Imbalances in Copper or Zinc Concentrations Trigger Further Trace Metal Dyshomeostasis in Amyloid-Beta Producing Caenorhabditis elegans

Abstract

Alzheimer's Disease (AD), a progressive neurodegenerative disease characterized by the buildup of amyloid-beta (Aβ) plaques, is believed to be a disease of trace metal dyshomeostasis. Amyloid-beta is known to bind with high affinity to trace metals copper and zinc. This binding is believed to cause a conformational change in Aβ, transforming Aβ into a configuration more amenable to forming aggregations. Currently, the impact of Aβ-trace metal binding on trace metal homeostasis and the role of trace metals copper and zinc as deleterious or beneficial in AD remain elusive. Given that Alzheimer's Disease is the sixth leading cause of adult death in the U.S., elucidating the molecular interactions that characterize Alzheimer's Disease pathogenesis will allow for better treatment options. To that end, the model organism C. elegans is used in this study. C. elegans, a transparent nematode whose connectome has been fully established, is an amenable model to study AD phenomena using a multi-layered, interconnected approach. Aβ-producing and non-Aβ-producing C. elegans were individually supplemented with copper and zinc. On day 6 and day 9 after synchronization, the percent of worms paralyzed, concentration of copper, and concentration of zinc were measured in both groups of worms. This study demonstrates that dyshomeostasis of trace metals copper or zinc triggers further trace metal dyshomeostasis in Aβ-producing worms, while dyshomeostasis of copper or zinc triggers a return to equilibrium in non-Aβ-producing worms. This supports the characterization of Alzheimer's Disease as a disease of trace metal dyshomeostasis.

Keywords: Alzheimer's; Caenorhabditis elegans; amyloid-beta; copper; dyshomeostasis; imbalances; trace metal; zinc.

Figure 1

Average zinc content in C. elegans supplemented with copper. When amyloid-beta producing C. elegans (CL2006) were supplemented with copper, a statistically significant (p = 0.013) increase in the average zinc content occurred from day 6 (13.5 ± 0.6 μmol/L) to day 9 (20.1 ± 0.9 μmol/L).
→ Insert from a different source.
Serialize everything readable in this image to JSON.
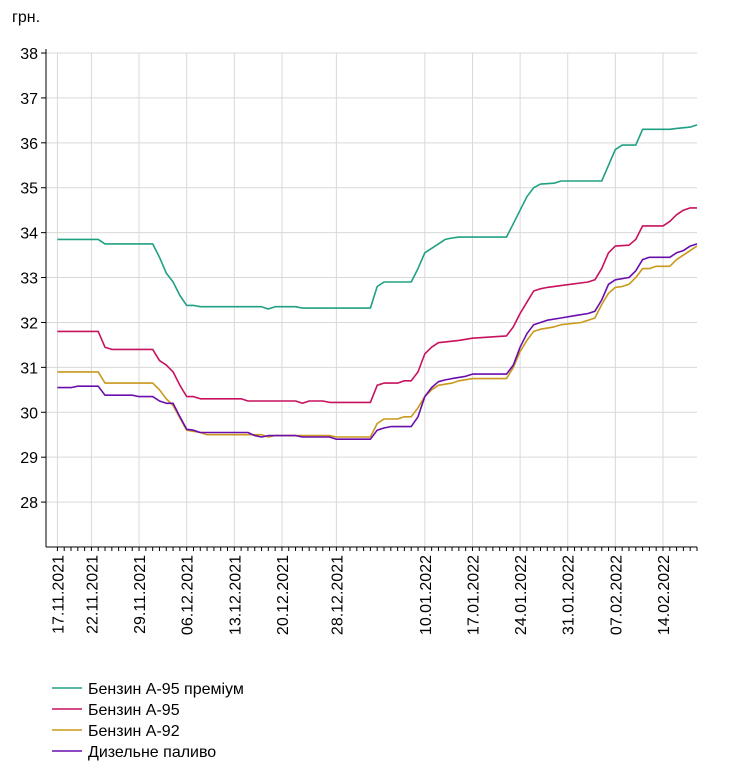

Similarly, when non-amyloid-beta producing C. elegans (N2) were supplemented with copper, a statistically significant (p = 0.041) increase in the average zinc content occurred from day 6 (16.0 ± 0.9 μmol/L) to day 9 (19.3 ± 0.6 μmol/L). Values are mean ± SEM and are representative of 2 experiments where 30 C. elegans were analyzed at each time point.

Figure 2

Average copper content in C. elegans supplemented with zinc. When amyloid-beta producing C. elegans (CL2006) were supplemented with zinc, a statistically significant (p = 0.022) increase in the average copper content occurred from day 6 (27.8 ± 4.9 μmol/L) to day 9 (58.6 ± 3.7 μmol/L). In contrast, when non-amyloid-beta producing C. elegans (N2) were supplemented with zinc, a statistically significant (p = 0.012) decrease in the average copper content occurred from day 6 (60.8 ± 2.4 μmol/L) to day 9 (24.7 ± 5.4 μmol/L). Values are mean ± SEM and are representative of 2 experiments where 30 C. elegans were analyzed at each time point.

Figure 3

The effect of supplementing amyloid-beta producing C. elegans with copper and zinc on percent paralyzed over time. When amyloid-beta producing C. elegans were supplemented with copper, a statistically significant (p = 0.014) increase in % paralyzed occurred from day 6 (37 ± 4) to day 9 (92 ± 8). When supplemented with zinc, a statistically significant (p = 0.019) increase in % paralyzed also occurred from day 6 (67 ± 0) to day 9 (87 ± 4). The change in percent paralyzed is larger for the copper-supplemented group compared to the zinc-supplemented group. Values are mean ± SEM and are representative of 2 experiments where 20 C. elegans were analyzed at each time point.